I knew I needed the vacation. I was tired and worn down. I felt like I couldn't catch my breath. I was unbelievably tired, and I kind of felt like I was going to cry at any moment. I needed a moment to just relax. On Friday, Hans and I along with our neighbors and our friend, Shannon, loaded up our cars and headed down. Things are busy around here, so I had planned on getting some work done. I had visions of me leisurely sending emails from my laptop, of reading on the back deck, of going for long runs and bike rides, of getting in some great ab and upper-body workouts on the beach, and of relaxing with some yoga.
Within thirty minutes of leaving, though, something happened. I actually took a breath. I took one deep breath, and I knew that nothing was going to get done this weekend. I didn't want to cook or work out or send emails. I did kind of want to do yoga, but I'm not very proficient at yoga, and I didn't want to have to follow a DVD or magazine. I took this long list of things that I had planned, and I threw things out like they were trash. I didn't want to look at a computer...Trash! I did want to go for a run...Save! I didn't want to worry about my abs...Trash! I did want to finish a book...Save! After all this, I found that I was actually able to breathe.
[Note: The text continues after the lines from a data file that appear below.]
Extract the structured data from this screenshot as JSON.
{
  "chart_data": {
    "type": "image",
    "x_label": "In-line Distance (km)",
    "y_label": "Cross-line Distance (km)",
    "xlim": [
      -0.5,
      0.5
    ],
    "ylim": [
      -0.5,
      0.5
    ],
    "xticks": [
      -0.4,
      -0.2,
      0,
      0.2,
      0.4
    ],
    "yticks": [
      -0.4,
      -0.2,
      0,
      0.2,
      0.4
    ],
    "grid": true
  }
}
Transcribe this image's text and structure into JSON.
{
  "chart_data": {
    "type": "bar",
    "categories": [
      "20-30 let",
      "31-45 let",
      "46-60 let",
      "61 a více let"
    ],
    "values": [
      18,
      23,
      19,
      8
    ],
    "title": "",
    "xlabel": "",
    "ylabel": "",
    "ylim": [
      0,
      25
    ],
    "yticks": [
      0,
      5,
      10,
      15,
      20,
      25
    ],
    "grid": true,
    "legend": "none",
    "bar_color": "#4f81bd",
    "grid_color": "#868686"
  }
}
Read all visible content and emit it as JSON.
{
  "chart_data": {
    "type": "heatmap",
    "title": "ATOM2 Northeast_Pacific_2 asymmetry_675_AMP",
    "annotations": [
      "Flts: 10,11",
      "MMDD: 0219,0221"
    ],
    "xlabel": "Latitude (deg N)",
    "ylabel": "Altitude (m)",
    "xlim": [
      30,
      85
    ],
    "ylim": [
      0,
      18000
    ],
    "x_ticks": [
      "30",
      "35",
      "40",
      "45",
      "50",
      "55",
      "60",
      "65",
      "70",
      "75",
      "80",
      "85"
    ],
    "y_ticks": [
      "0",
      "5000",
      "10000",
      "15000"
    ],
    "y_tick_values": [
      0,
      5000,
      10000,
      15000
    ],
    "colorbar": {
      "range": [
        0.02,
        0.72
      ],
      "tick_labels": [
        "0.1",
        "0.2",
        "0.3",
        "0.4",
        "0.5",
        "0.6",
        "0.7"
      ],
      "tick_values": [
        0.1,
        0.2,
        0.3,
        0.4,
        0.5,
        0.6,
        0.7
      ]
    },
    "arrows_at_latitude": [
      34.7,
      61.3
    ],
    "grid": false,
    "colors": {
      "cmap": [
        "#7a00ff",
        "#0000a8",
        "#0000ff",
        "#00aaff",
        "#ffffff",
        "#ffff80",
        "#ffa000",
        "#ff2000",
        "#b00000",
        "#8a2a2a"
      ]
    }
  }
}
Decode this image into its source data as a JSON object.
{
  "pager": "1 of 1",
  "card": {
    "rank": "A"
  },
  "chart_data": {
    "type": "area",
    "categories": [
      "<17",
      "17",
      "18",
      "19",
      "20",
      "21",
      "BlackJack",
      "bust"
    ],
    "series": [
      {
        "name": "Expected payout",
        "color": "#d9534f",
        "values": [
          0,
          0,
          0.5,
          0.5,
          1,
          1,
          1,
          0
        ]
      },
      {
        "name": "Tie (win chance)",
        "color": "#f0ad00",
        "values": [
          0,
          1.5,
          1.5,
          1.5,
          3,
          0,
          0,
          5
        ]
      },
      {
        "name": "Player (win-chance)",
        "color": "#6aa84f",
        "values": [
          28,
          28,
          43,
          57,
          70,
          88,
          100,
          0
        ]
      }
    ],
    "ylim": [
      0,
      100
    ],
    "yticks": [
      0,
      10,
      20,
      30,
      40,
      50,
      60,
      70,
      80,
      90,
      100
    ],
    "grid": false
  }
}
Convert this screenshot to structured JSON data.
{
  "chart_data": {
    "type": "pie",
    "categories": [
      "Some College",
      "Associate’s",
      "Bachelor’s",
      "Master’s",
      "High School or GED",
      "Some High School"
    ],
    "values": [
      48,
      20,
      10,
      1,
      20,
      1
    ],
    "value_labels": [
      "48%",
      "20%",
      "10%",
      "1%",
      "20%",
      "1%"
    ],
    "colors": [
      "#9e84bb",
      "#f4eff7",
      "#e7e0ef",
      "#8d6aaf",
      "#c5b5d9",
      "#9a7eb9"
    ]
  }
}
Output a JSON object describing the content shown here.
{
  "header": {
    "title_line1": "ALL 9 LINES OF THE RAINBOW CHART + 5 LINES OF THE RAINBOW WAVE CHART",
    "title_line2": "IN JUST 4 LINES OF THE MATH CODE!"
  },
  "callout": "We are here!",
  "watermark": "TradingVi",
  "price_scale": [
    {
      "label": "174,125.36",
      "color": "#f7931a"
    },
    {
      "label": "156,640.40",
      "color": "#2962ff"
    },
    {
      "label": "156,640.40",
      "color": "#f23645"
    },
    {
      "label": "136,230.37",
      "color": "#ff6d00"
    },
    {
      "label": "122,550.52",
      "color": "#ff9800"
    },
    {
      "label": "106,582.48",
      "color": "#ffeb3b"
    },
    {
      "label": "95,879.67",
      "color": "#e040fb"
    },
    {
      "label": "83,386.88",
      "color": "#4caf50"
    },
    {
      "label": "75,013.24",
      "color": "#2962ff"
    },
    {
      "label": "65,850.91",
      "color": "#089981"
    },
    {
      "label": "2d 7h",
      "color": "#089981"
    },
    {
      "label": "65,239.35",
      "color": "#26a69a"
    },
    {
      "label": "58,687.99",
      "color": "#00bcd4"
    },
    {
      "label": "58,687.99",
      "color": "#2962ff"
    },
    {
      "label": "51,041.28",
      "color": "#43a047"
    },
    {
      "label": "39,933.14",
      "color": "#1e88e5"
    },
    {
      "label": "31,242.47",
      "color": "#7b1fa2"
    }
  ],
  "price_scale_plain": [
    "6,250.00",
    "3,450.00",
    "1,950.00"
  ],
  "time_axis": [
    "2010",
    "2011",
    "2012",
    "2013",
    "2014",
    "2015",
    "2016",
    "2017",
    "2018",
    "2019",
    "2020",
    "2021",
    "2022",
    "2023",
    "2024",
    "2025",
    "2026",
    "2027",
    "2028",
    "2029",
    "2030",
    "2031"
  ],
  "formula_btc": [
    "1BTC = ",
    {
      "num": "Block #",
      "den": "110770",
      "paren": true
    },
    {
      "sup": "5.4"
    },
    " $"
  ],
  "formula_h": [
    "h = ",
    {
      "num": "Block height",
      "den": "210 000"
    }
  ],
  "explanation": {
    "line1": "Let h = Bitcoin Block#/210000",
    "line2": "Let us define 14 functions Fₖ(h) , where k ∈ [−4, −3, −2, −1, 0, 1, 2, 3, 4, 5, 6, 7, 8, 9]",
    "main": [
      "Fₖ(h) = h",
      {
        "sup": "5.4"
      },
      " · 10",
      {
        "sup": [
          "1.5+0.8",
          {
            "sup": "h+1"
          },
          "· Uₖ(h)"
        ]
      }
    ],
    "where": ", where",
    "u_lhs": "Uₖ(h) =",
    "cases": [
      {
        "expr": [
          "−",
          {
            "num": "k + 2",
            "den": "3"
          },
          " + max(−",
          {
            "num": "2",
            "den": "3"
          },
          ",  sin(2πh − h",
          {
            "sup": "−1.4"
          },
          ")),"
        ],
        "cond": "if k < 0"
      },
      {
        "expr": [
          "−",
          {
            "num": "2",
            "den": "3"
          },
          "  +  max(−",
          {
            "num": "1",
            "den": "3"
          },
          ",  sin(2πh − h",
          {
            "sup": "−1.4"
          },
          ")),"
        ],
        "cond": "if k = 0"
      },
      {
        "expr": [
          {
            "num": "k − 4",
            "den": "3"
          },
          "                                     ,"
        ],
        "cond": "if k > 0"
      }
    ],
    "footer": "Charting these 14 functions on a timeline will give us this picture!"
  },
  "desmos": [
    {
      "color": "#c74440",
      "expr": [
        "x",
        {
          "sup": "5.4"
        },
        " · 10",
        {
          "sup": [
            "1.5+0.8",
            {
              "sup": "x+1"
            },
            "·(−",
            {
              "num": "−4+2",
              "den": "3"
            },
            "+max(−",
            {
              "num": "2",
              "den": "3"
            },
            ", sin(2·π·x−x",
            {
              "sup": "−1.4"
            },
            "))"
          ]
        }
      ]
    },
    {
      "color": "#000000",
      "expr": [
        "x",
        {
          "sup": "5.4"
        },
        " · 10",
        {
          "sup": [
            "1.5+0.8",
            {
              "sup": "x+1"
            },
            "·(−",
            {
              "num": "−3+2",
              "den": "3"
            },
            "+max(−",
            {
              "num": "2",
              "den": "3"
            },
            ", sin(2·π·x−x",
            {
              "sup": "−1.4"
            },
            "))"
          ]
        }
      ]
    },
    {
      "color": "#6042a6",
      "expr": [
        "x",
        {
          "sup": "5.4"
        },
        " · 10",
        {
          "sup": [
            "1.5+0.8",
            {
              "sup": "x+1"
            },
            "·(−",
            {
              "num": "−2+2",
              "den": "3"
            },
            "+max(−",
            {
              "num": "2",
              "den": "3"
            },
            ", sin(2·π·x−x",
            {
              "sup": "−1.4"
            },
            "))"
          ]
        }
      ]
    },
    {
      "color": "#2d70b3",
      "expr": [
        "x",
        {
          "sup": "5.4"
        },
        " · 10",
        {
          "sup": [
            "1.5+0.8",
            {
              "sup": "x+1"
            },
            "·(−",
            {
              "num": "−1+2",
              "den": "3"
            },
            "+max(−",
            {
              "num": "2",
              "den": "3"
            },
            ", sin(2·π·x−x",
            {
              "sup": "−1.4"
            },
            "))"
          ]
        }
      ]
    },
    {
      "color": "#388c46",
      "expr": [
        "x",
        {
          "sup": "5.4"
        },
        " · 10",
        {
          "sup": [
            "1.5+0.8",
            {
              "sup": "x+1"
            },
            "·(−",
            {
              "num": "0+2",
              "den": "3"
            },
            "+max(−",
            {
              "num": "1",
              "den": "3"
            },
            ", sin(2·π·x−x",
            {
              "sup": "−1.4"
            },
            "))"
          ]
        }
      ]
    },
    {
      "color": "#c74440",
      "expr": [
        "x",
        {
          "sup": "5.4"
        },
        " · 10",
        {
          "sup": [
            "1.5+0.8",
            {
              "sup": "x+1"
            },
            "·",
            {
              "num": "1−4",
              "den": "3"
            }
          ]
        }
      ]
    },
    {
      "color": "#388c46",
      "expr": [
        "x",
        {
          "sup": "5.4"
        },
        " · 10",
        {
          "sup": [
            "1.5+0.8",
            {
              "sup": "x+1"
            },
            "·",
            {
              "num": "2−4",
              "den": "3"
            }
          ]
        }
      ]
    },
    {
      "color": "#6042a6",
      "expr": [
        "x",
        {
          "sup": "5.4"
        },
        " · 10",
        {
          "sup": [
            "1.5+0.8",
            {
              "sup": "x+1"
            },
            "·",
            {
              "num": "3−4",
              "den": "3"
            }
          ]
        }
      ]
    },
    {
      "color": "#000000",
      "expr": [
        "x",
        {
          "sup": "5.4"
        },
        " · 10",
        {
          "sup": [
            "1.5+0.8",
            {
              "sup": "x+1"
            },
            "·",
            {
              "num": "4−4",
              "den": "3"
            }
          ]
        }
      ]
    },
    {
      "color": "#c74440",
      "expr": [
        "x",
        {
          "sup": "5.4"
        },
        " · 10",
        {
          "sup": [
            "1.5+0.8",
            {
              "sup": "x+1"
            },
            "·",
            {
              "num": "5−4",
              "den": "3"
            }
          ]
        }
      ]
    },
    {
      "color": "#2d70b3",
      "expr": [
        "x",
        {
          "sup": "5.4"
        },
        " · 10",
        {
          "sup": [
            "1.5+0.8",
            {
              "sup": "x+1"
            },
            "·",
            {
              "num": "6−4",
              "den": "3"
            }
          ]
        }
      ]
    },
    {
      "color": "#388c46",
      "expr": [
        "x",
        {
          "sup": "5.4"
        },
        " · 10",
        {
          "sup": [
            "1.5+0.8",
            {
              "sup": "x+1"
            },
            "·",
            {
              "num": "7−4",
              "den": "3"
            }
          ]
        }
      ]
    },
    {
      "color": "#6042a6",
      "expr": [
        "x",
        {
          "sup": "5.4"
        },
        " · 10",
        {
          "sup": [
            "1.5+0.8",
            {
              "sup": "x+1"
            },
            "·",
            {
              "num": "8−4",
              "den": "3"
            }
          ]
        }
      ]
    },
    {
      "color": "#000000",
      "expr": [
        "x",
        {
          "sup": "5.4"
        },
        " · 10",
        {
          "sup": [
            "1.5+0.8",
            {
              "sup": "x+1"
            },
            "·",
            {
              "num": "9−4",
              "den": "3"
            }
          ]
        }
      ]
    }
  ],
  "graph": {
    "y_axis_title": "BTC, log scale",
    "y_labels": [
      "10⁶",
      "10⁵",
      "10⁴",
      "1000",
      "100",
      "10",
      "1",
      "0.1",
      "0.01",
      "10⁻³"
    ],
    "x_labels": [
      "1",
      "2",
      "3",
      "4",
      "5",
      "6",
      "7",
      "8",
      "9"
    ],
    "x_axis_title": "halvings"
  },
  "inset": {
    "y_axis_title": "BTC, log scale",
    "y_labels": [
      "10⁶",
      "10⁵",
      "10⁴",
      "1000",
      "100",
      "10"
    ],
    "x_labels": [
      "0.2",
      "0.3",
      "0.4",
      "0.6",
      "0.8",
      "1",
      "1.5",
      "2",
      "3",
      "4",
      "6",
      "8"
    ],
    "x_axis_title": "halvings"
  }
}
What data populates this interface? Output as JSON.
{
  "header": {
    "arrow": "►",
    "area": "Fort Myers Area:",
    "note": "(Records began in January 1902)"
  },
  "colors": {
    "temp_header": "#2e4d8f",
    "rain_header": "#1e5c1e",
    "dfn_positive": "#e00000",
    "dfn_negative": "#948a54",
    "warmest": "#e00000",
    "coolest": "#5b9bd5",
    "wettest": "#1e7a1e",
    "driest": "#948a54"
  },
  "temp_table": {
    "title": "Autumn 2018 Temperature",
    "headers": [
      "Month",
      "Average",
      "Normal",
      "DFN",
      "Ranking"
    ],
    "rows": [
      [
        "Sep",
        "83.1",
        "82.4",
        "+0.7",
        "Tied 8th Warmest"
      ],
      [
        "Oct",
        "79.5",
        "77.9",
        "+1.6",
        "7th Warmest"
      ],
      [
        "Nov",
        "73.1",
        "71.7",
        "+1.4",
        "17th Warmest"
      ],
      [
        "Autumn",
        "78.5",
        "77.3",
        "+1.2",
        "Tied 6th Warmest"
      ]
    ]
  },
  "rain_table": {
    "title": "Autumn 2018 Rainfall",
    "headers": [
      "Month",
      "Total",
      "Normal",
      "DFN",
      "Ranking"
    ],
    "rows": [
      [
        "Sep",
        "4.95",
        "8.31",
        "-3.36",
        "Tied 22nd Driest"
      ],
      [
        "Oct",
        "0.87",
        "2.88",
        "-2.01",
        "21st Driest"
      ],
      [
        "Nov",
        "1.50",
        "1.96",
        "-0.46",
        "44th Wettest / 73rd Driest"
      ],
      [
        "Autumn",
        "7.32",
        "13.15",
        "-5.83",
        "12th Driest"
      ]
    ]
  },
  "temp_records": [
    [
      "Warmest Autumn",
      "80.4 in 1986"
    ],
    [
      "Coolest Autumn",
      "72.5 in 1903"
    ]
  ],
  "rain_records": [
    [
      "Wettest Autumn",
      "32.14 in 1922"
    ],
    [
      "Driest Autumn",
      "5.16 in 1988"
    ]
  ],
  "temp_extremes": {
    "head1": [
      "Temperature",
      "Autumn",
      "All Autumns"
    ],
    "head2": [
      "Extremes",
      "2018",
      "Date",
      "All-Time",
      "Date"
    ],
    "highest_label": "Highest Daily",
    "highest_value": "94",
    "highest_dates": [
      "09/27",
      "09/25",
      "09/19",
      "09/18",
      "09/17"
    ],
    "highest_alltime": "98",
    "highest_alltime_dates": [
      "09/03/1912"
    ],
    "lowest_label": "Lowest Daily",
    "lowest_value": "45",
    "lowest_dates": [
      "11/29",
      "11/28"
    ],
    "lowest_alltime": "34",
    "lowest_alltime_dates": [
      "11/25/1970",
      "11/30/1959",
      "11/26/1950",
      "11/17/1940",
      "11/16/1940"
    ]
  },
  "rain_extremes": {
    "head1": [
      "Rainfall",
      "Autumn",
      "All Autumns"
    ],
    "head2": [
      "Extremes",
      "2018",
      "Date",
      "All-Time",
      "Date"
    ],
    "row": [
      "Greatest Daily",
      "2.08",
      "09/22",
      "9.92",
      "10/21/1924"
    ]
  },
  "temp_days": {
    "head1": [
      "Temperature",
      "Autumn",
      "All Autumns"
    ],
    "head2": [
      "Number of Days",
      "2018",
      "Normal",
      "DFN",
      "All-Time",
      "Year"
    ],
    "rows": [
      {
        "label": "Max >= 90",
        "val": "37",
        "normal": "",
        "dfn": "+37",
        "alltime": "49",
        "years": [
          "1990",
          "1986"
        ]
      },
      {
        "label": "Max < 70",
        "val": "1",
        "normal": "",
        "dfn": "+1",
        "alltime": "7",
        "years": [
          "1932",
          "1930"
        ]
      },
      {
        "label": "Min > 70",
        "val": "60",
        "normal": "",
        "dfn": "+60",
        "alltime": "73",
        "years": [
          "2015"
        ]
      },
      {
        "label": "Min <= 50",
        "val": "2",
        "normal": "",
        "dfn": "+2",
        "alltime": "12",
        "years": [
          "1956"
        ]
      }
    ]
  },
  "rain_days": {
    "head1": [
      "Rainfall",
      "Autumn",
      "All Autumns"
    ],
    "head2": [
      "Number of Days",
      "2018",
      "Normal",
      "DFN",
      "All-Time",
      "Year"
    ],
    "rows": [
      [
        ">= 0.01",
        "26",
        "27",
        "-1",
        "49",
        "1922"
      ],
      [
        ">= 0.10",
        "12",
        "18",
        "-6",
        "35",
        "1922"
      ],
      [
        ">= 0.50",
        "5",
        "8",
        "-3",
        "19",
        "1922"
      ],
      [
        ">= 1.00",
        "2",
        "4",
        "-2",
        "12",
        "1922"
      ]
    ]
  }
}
For the first time in a while, I felt like some of the pressure had been lifted. I found myself laughing a lot. I felt well-rested, and yet I still found myself dozing off in the middle of the afternoon...just because I could. There were a lot of emotions that came with this trip too (for reasons I can't quite explain), and I need to take some time to process it all, but this trip was perfect. It was perfect weather, perfect food, perfect company, and perfect timing.
I'm back home now, and I know that things will get busy again. I know that work will be hectic and overwhelming at times. I know that sleep will not always come so easily. I know that not everything can always be that perfect. However, I also know that trip was like a breath of fresh air for the soul. I feel renewed and refreshed. I feel like I can breathe.